- Awards: FMedSci
- Scientific career
- Institutions: Queen Mary University of London; University of York; Hull York Medical School; Kingston University; University of Leicester; University of Leeds;
- Website: www.qmul.ac.uk/iphs/people/staff/-sheldon-trevor-a--iphs-.html

= Trevor Sheldon =

British academic

Trevor A. Sheldon is a British academic and University administrator who is a former Deputy Vice-Chancellor of the University of York and Dean of Hull York Medical School. He has held academic posts at the University of York, the University of Leeds, the University of Leicester and Kingston University.

==Education==
Trevor Sheldon studied medicine at St Mary's Hospital Medical School, London, (including a one year fellowship in community medicine at Albert Einstein College of Medicine, New York). He was awarded a Master of Science degree from the University of London in Economics, an MSc in Medical Statistics followed by a DSc from the Faculty of Medicine, University of Leicester.

==Career==
Trevor Sheldon joined Queen Mary University of London as Professor of Health Services Research in July 2020. Between October 2007 and April 2012 he was the Deputy Vice-Chancellor of the University of York.

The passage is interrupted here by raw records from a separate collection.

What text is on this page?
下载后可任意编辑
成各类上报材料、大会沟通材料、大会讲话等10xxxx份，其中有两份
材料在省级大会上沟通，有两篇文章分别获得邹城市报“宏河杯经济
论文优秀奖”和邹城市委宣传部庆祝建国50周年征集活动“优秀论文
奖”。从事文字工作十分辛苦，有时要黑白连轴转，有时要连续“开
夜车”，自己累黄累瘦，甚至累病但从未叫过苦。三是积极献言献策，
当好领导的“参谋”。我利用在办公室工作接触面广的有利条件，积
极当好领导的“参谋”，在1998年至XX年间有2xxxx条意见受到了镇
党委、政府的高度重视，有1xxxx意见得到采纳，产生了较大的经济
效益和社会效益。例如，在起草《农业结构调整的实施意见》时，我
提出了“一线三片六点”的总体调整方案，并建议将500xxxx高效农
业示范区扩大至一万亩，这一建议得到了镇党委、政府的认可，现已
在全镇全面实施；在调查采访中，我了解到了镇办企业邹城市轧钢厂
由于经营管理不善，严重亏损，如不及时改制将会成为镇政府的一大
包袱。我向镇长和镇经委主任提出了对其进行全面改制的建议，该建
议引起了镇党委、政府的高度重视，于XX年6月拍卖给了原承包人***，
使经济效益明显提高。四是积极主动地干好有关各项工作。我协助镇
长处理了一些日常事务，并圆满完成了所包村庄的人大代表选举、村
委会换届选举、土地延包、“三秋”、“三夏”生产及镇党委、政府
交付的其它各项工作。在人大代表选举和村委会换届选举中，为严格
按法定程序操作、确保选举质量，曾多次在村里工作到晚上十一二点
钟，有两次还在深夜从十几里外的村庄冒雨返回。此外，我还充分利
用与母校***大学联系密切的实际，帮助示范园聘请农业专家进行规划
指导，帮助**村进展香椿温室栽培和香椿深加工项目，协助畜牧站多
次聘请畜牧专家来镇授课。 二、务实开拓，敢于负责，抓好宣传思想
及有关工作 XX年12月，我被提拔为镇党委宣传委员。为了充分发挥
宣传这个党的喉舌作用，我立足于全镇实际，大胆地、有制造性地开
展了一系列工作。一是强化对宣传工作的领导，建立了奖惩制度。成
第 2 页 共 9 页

He was Professor of Health Services Research and Policy in the Department of Health Sciences at the University of York and Research Mentor at the Bradford Institute of Health Research, Bradford Royal Infirmary. He also chairs the board of the York Health Economics Consortium. He was the Dean of the Hull York Medical School from 2013-2017.

==Research==
His publications and research specialities include the effectiveness and cost-effectiveness of healthcare and public health interventions, including health care quality and the measurement and management of health care performance; policy development and evaluation; resource allocation in health care and the public sector; research methods including evidence synthesis and experimental evaluation of complex interventions: https://orcid.org/0000-0002-7479-5913

He joined the University of York in 1992, first as Senior Research Fellow in the Centre for Health Economics; a Professor from 1996, he became founding Director of the National Health Service (NHS) Centre for Reviews and Dissemination. In 1999 he became Head of the University's Department of Health Sciences and deputy Chair of the Commissioning Board for Service Delivery and Organisation of the NHS research programme. He was appointed Pro-Vice-Chancellor in 2004 with the portfolio of Teaching, Learning and Information.

==Awards and honours==
Sheldon was elected Fellow (FMedSci) of the Academy of Medical Sciences, United Kingdom in 2000, a member of the Society for Social Medicine and the US Academy Health.